Ironically, it started with Congress’s intention to control the amount of money in elections. In 1974, emerging from the Watergate scandal (President Nixon’s illegal tactics in the 1972 election), Congress amended federal election law to further limit campaign contributions. Two years later, in Buckley v. Valeo (1976), the U.S. Supreme Court suggested for the first time that political contributions count as speech. The court argued that restrictions on campaign money “necessarily reduce[d] the quantity of expression by restricting the number of issues discussed, the depth of the exploration, and the size of the audience reached. This is because virtually every means of communicating ideas in today’s mass society requires the expenditure of money.”

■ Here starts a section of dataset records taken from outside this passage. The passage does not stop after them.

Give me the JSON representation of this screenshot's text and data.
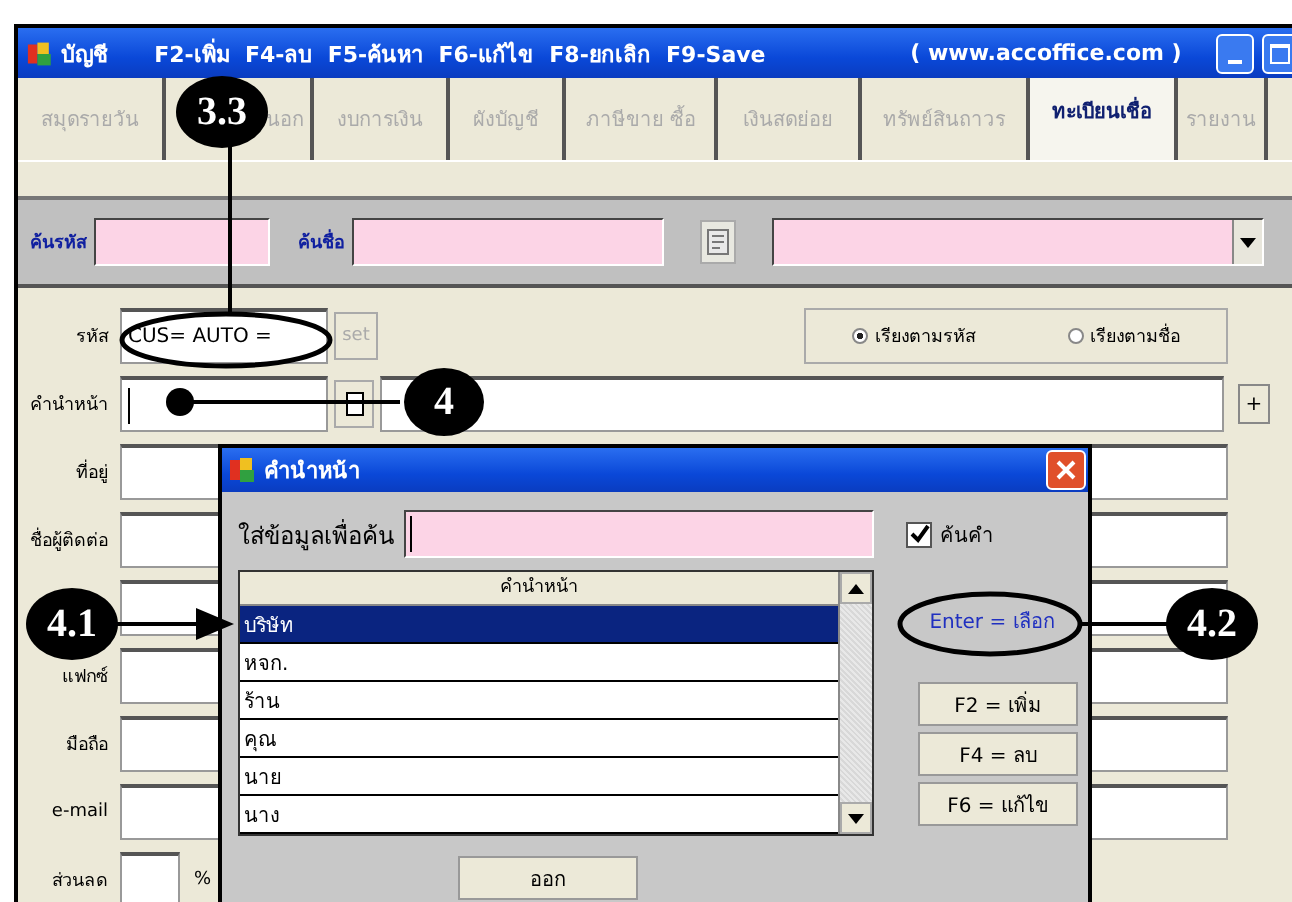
{
  "window": {
    "title": "บัญชี",
    "shortcuts": "F2-เพิ่ม  F4-ลบ  F5-ค้นหา  F6-แก้ไข  F8-ยกเลิก  F9-Save",
    "website": "( www.accoffice.com )"
  },
  "tabs": [
    {
      "label": "สมุดรายวัน",
      "selected": false
    },
    {
      "label": "นอก",
      "selected": false
    },
    {
      "label": "งบการเงิน",
      "selected": false
    },
    {
      "label": "ผังบัญชี",
      "selected": false
    },
    {
      "label": "ภาษีขาย ซื้อ",
      "selected": false
    },
    {
      "label": "เงินสดย่อย",
      "selected": false
    },
    {
      "label": "ทรัพย์สินถาวร",
      "selected": false
    },
    {
      "label": "ทะเบียนเชื่อ",
      "selected": true
    },
    {
      "label": "รายงาน",
      "selected": false
    }
  ],
  "search_bar": {
    "code_label": "ค้นรหัส",
    "name_label": "ค้นชื่อ"
  },
  "form": {
    "code": {
      "label": "รหัส",
      "value": "CUS= AUTO =",
      "set_button": "set",
      "set_disabled": true
    },
    "sort_options": [
      {
        "label": "เรียงตามรหัส",
        "selected": true
      },
      {
        "label": "เรียงตามชื่อ",
        "selected": false
      }
    ],
    "prefix_label": "คำนำหน้า",
    "plus_button": "+",
    "fields": [
      {
        "label": "ที่อยู่"
      },
      {
        "label": "ชื่อผู้ติดต่อ"
      },
      {
        "label": "แฟกซ์"
      },
      {
        "label": "มือถือ"
      },
      {
        "label": "e-mail"
      }
    ],
    "discount": {
      "label": "ส่วนลด",
      "unit": "%"
    }
  },
  "dialog": {
    "title": "คำนำหน้า",
    "search_label": "ใส่ข้อมูลเพื่อค้น",
    "match_checkbox": {
      "label": "ค้นคำ",
      "checked": true
    },
    "list_header": "คำนำหน้า",
    "rows": [
      {
        "text": "บริษัท",
        "selected": true
      },
      {
        "text": "หจก.",
        "selected": false
      },
      {
        "text": "ร้าน",
        "selected": false
      },
      {
        "text": "คุณ",
        "selected": false
      },
      {
        "text": "นาย",
        "selected": false
      },
      {
        "text": "นาง",
        "selected": false
      }
    ],
    "select_button": "Enter = เลือก",
    "buttons": [
      "F2 = เพิ่ม",
      "F4 = ลบ",
      "F6 = แก้ไข"
    ],
    "exit_button": "ออก"
  },
  "callouts": [
    {
      "label": "3.3"
    },
    {
      "label": "4"
    },
    {
      "label": "4.1"
    },
    {
      "label": "4.2"
    }
  ]
}
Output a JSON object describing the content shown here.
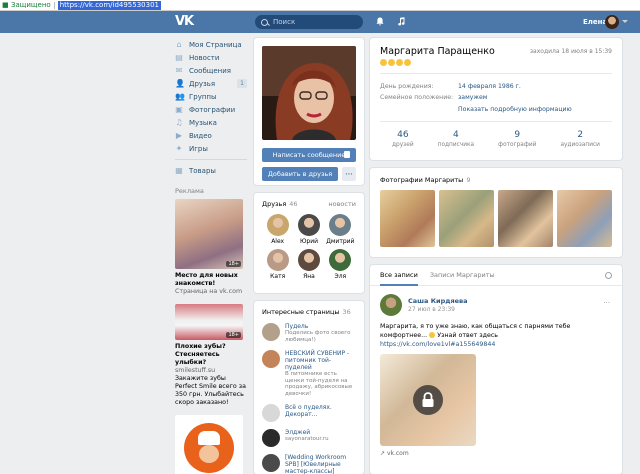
{
  "browser": {
    "secure_label": "Защищено",
    "url": "https://vk.com/id495530301"
  },
  "header": {
    "search_placeholder": "Поиск",
    "user_name": "Елена"
  },
  "sidebar": {
    "items": [
      {
        "label": "Моя Страница",
        "icon": "home-icon",
        "glyph": "⌂"
      },
      {
        "label": "Новости",
        "icon": "news-icon",
        "glyph": "▤"
      },
      {
        "label": "Сообщения",
        "icon": "messages-icon",
        "glyph": "✉"
      },
      {
        "label": "Друзья",
        "icon": "friends-icon",
        "glyph": "👤",
        "count": "1"
      },
      {
        "label": "Группы",
        "icon": "groups-icon",
        "glyph": "👥"
      },
      {
        "label": "Фотографии",
        "icon": "photos-icon",
        "glyph": "▣"
      },
      {
        "label": "Музыка",
        "icon": "music-icon",
        "glyph": "♫"
      },
      {
        "label": "Видео",
        "icon": "video-icon",
        "glyph": "▶"
      },
      {
        "label": "Игры",
        "icon": "games-icon",
        "glyph": "✦"
      },
      {
        "label": "Товары",
        "icon": "goods-icon",
        "glyph": "▦"
      }
    ],
    "ads_title": "Реклама",
    "ads": [
      {
        "badge": "18+",
        "title": "Место для новых знакомств!",
        "domain": "Страница на vk.com",
        "text": ""
      },
      {
        "badge": "18+",
        "title": "Плохие зубы? Стесняетесь улыбки?",
        "domain": "smilestuff.su",
        "text": "Закажите зубы Perfect Smile всего за 350 грн. Улыбайтесь скоро заказано!"
      },
      {
        "badge": "",
        "title": "",
        "domain": "",
        "text": ""
      }
    ]
  },
  "profile": {
    "write_button": "Написать сообщение",
    "add_friend_button": "Добавить в друзья",
    "more_button": "···"
  },
  "friends": {
    "title": "Друзья",
    "count": "46",
    "more": "новости",
    "items": [
      {
        "name": "Alex",
        "color": "#c9a66b"
      },
      {
        "name": "Юрий",
        "color": "#4a4a4a"
      },
      {
        "name": "Дмитрий",
        "color": "#6b7f8a"
      },
      {
        "name": "Катя",
        "color": "#b89a86"
      },
      {
        "name": "Яна",
        "color": "#5d4a3f"
      },
      {
        "name": "Эля",
        "color": "#3f6b3a"
      }
    ]
  },
  "pages": {
    "title": "Интересные страницы",
    "count": "36",
    "items": [
      {
        "name": "Пудель",
        "desc": "Поделись фото своего любимца!)",
        "color": "#b3a08a"
      },
      {
        "name": "НЕВСКИЙ СУВЕНИР - питомник той-пуделей",
        "desc": "В питомнике есть щенки той-пуделя на продажу, абрикосовые девочки!",
        "color": "#c4845a"
      },
      {
        "name": "Всё о пуделях. Декорат...",
        "desc": "",
        "color": "#d8d8d8"
      },
      {
        "name": "Элджей",
        "desc": "sayonaratour.ru",
        "color": "#2a2a2a"
      },
      {
        "name": "[Wedding Workroom SPB] [Ювелирные мастер-классы]",
        "desc": "",
        "color": "#4a4a4a"
      }
    ]
  },
  "info": {
    "name": "Маргарита Паращенко",
    "last_seen": "заходила 18 июля в 15:39",
    "rows": [
      {
        "label": "День рождения:",
        "value": "14 февраля 1986 г."
      },
      {
        "label": "Семейное положение:",
        "value": "замужем"
      }
    ],
    "more_info": "Показать подробную информацию",
    "stats": [
      {
        "num": "46",
        "label": "друзей"
      },
      {
        "num": "4",
        "label": "подписчика"
      },
      {
        "num": "9",
        "label": "фотографий"
      },
      {
        "num": "2",
        "label": "аудиозаписи"
      }
    ]
  },
  "photos": {
    "title": "Фотографии Маргариты",
    "count": "9"
  },
  "wall": {
    "tabs": [
      "Все записи",
      "Записи Маргариты"
    ],
    "post": {
      "author": "Саша Кирдяева",
      "date": "27 июл в 23:39",
      "text": "Маргарита, я то уже знаю, как общаться с парнями тебе комфортнее...",
      "text2": "Узнай ответ здесь",
      "link": "https://vk.com/love1vl#a155649844",
      "source": "vk.com",
      "more": "···"
    }
  },
  "colors": {
    "header": "#4a76a8",
    "link": "#2a5885",
    "button": "#5181b8"
  }
}
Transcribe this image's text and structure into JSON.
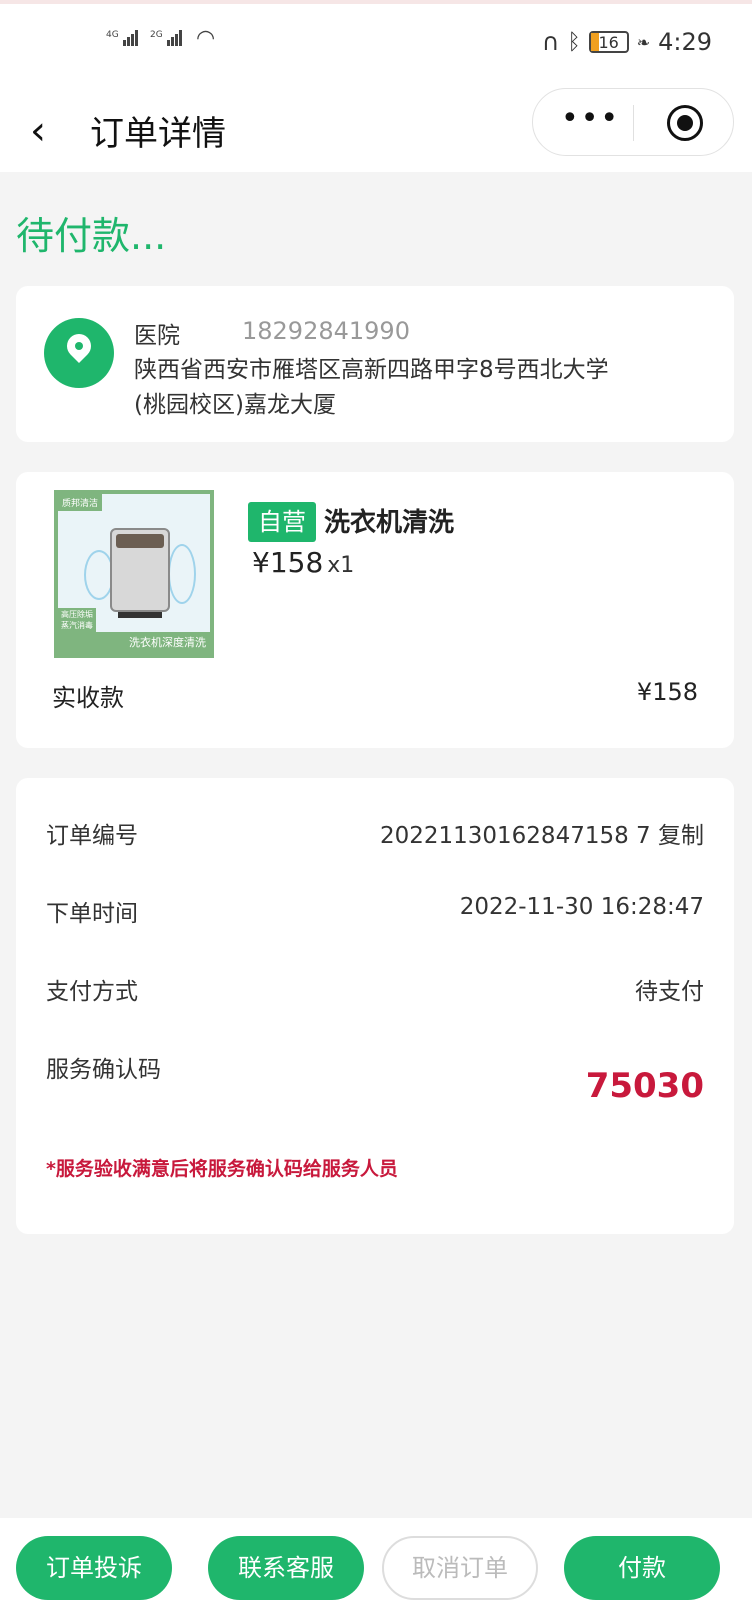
{
  "status_bar": {
    "sig1": "4G",
    "sig2": "2G",
    "battery": "16",
    "time": "4:29"
  },
  "nav": {
    "back_icon": "chevron-left-icon",
    "title": "订单详情",
    "more_icon": "more-dots-icon",
    "close_icon": "target-circle-icon"
  },
  "order_status": "待付款...",
  "address": {
    "icon": "location-pin-icon",
    "name": "医院",
    "phone": "18292841990",
    "detail": "陕西省西安市雁塔区高新四路甲字8号西北大学(桃园校区)嘉龙大厦"
  },
  "goods": {
    "image_tag_top": "质邦清洁",
    "image_tag_side_1": "高压除垢",
    "image_tag_side_2": "蒸汽消毒",
    "image_tag_bottom": "洗衣机深度清洗",
    "self_tag": "自营",
    "name": "洗衣机清洗",
    "price": "¥158",
    "qty": "x1",
    "pay_label": "实收款",
    "pay_value": "¥158"
  },
  "info": {
    "order_no_label": "订单编号",
    "order_no_value": "20221130162847158 7 复制",
    "order_time_label": "下单时间",
    "order_time_value": "2022-11-30 16:28:47",
    "pay_method_label": "支付方式",
    "pay_method_value": "待支付",
    "confirm_code_label": "服务确认码",
    "confirm_code_value": "75030",
    "note": "*服务验收满意后将服务确认码给服务人员"
  },
  "actions": {
    "complain": "订单投诉",
    "contact": "联系客服",
    "cancel": "取消订单",
    "pay": "付款"
  },
  "colors": {
    "accent": "#1fb66c",
    "alert": "#c8193c"
  }
}
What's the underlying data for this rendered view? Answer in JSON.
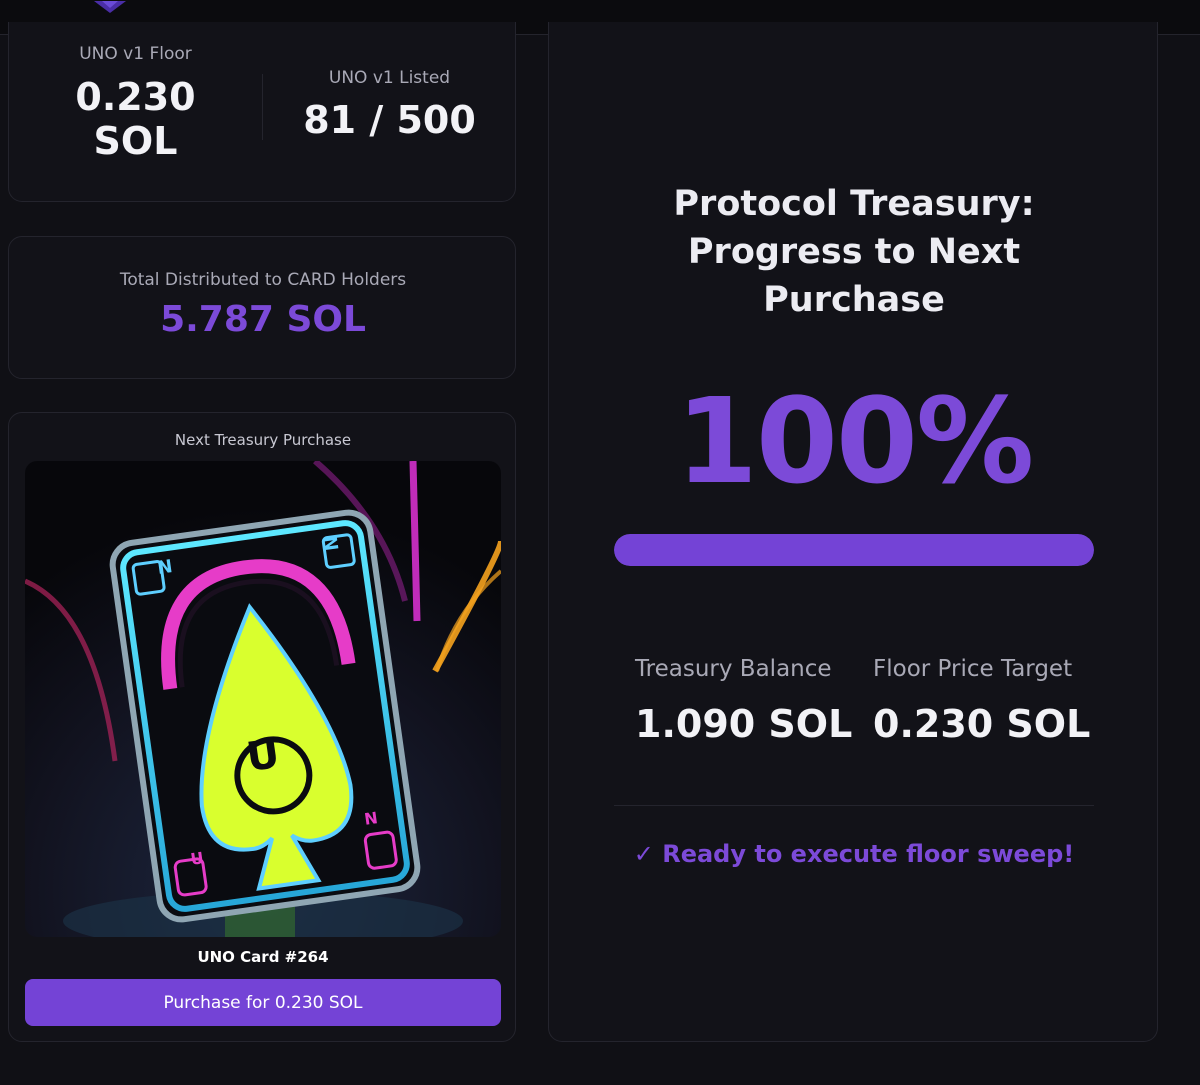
{
  "stats": {
    "floor_label": "UNO v1 Floor",
    "floor_value_line1": "0.230",
    "floor_value_line2": "SOL",
    "listed_label": "UNO v1 Listed",
    "listed_value": "81 / 500"
  },
  "distribution": {
    "label": "Total Distributed to CARD Holders",
    "value": "5.787 SOL"
  },
  "next_purchase": {
    "title": "Next Treasury Purchase",
    "card_name": "UNO Card #264",
    "button_label": "Purchase for 0.230 SOL",
    "card_letters": {
      "n": "N",
      "u": "U",
      "n_rotated": "N",
      "u_small": "U",
      "n_small": "N"
    }
  },
  "treasury": {
    "title_line1": "Protocol Treasury:",
    "title_line2": "Progress to Next",
    "title_line3": "Purchase",
    "percent_label": "100%",
    "progress": 1.0,
    "balance_label": "Treasury Balance",
    "balance_value": "1.090 SOL",
    "target_label": "Floor Price Target",
    "target_value": "0.230 SOL",
    "ready_text": "✓ Ready to execute floor sweep!"
  },
  "colors": {
    "accent": "#7443d6",
    "accent_text": "#7c4ad8",
    "background": "#101015",
    "panel": "#121218"
  }
}
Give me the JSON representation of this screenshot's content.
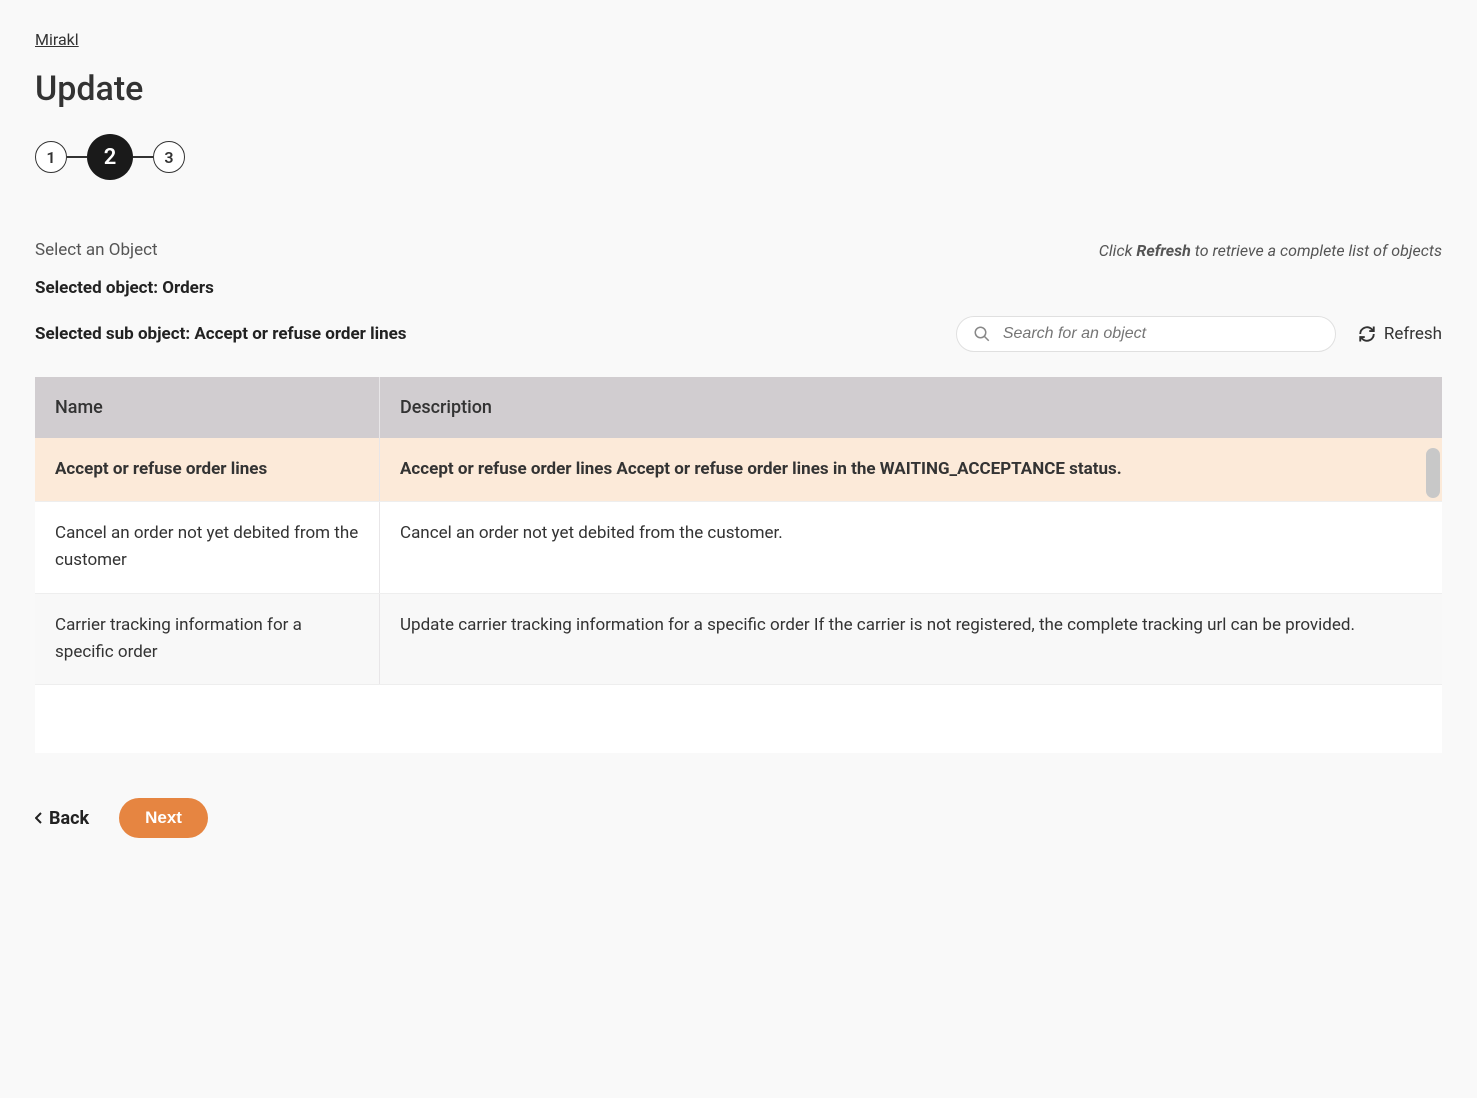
{
  "breadcrumb": "Mirakl",
  "page_title": "Update",
  "stepper": {
    "steps": [
      "1",
      "2",
      "3"
    ],
    "active_index": 1
  },
  "section_label": "Select an Object",
  "refresh_hint_prefix": "Click ",
  "refresh_hint_bold": "Refresh",
  "refresh_hint_suffix": " to retrieve a complete list of objects",
  "selected_object_label": "Selected object: Orders",
  "selected_sub_label": "Selected sub object: Accept or refuse order lines",
  "search_placeholder": "Search for an object",
  "refresh_label": "Refresh",
  "table": {
    "columns": [
      "Name",
      "Description"
    ],
    "rows": [
      {
        "name": "Accept or refuse order lines",
        "description": "Accept or refuse order lines Accept or refuse order lines in the WAITING_ACCEPTANCE status.",
        "selected": true
      },
      {
        "name": "Cancel an order not yet debited from the customer",
        "description": "Cancel an order not yet debited from the customer.",
        "selected": false
      },
      {
        "name": "Carrier tracking information for a specific order",
        "description": "Update carrier tracking information for a specific order If the carrier is not registered, the complete tracking url can be provided.",
        "selected": false
      }
    ]
  },
  "footer": {
    "back_label": "Back",
    "next_label": "Next"
  }
}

Over the ensuing years, Congress has tried to again rein in campaign finance with new laws, but federal courts, beholden to the idea that money equals speech, have always struck them down. This brings us to the current state of our national elections. The two main political parties and their supporters spent an estimated $6 billion on campaign advertising for the 2012 election, more than doubling the previous record. The main reason for the new record was the unlimited amount that corporations and rich individuals could now spend, thanks to another decision by the Supreme Court, Citizens United v. Federal Election Commission (2010). The five-to-four decision said that it was a violation of First Amendment free-speech rights for the federal government to limit corporate or union spending for TV and radio advertising, usually done through organized Super PACs (political action committees), which are most often sponsored by corporate interests or super-rich donors.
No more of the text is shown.